Even fans of sacred medicine have been brainwashed to believe that we do not know if such drugs "really" work: they want microscopic proof. But that's a western bias, used strategically by drug warriors to make the psychotropic drug approval process as glacial as possible.
The International Observer says the "core issues" causing Mexican drug violence are: "corruption, inequality, and the demand for narcotics in the U.S." Wrong, wrong, wrong. The core issue is DRUG PROHIBITION.
When Americans "obtain their majority" and wish to partake of drugs safely, they should be paired with older adults who have done just that. Instead, we introduce them to "drug abusers" in prerecorded morality plays to reinforce our biased notions that drug use is wrong.
The drug war is a meta-injustice. It does not just limit what you're allowed to think, it limits how and how much you are allowed to think.
The drug war normalizes the disdainful and self-righteous attitude that Columbus and Pizarro had about drug use in the New World.
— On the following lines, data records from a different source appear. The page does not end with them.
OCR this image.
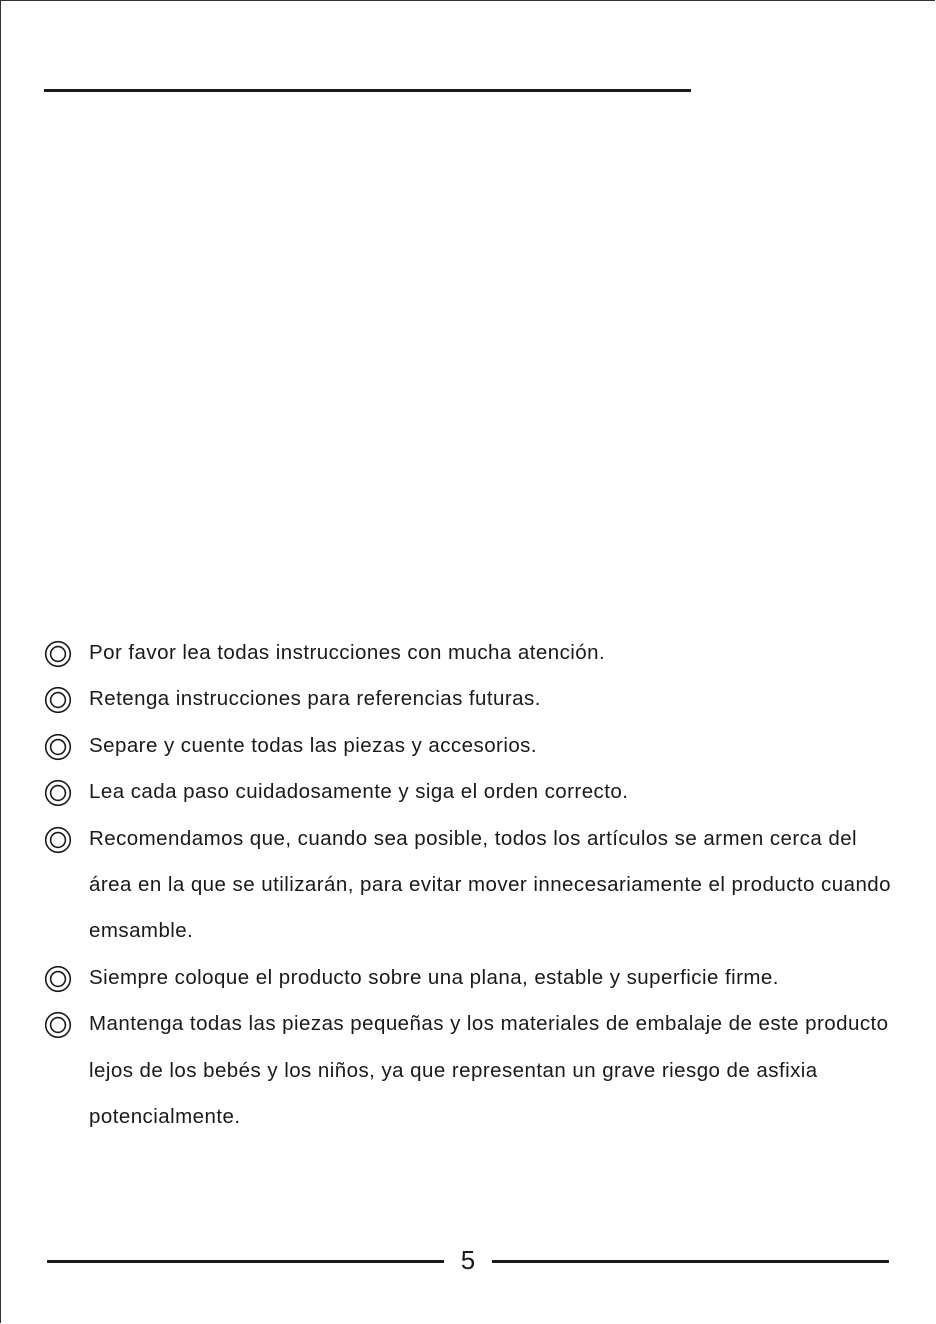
Por favor lea todas instrucciones con mucha atención.
Retenga instrucciones para referencias futuras.
Separe y cuente todas las piezas y accesorios.
Lea cada paso cuidadosamente y siga el orden correcto.
Recomendamos que, cuando sea posible, todos los artículos se armen cerca del área en la que se utilizarán, para evitar mover innecesariamente el producto cuando emsamble.
Siempre coloque el producto sobre una plana, estable y superficie firme.
Mantenga todas las piezas pequeñas y los materiales de embalaje de este producto lejos de los bebés y los niños, ya que representan un grave riesgo de asfixia potencialmente.
5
Prohibitionists have blood on their hands. People do not naturally die in the tens of thousands from opioid use, notwithstanding the lies of 19th-century missionaries in China. It takes bad drug policy to accomplish that.
Imagine the Vedic people shortly after they have discovered soma. Everyone's ecstatic -- except for one oddball. "I'm not sure about these experiences," says he. "I think we need to start dissecting the brains of our departed adherents to see what's REALLY going on in there."
Here are some political terms that are extremely problematic in the age of the drug war:
"clean," "junk," "dope," "recreational"... and most of all the word "drugs" itself, which is as biased and loaded as the word "scab."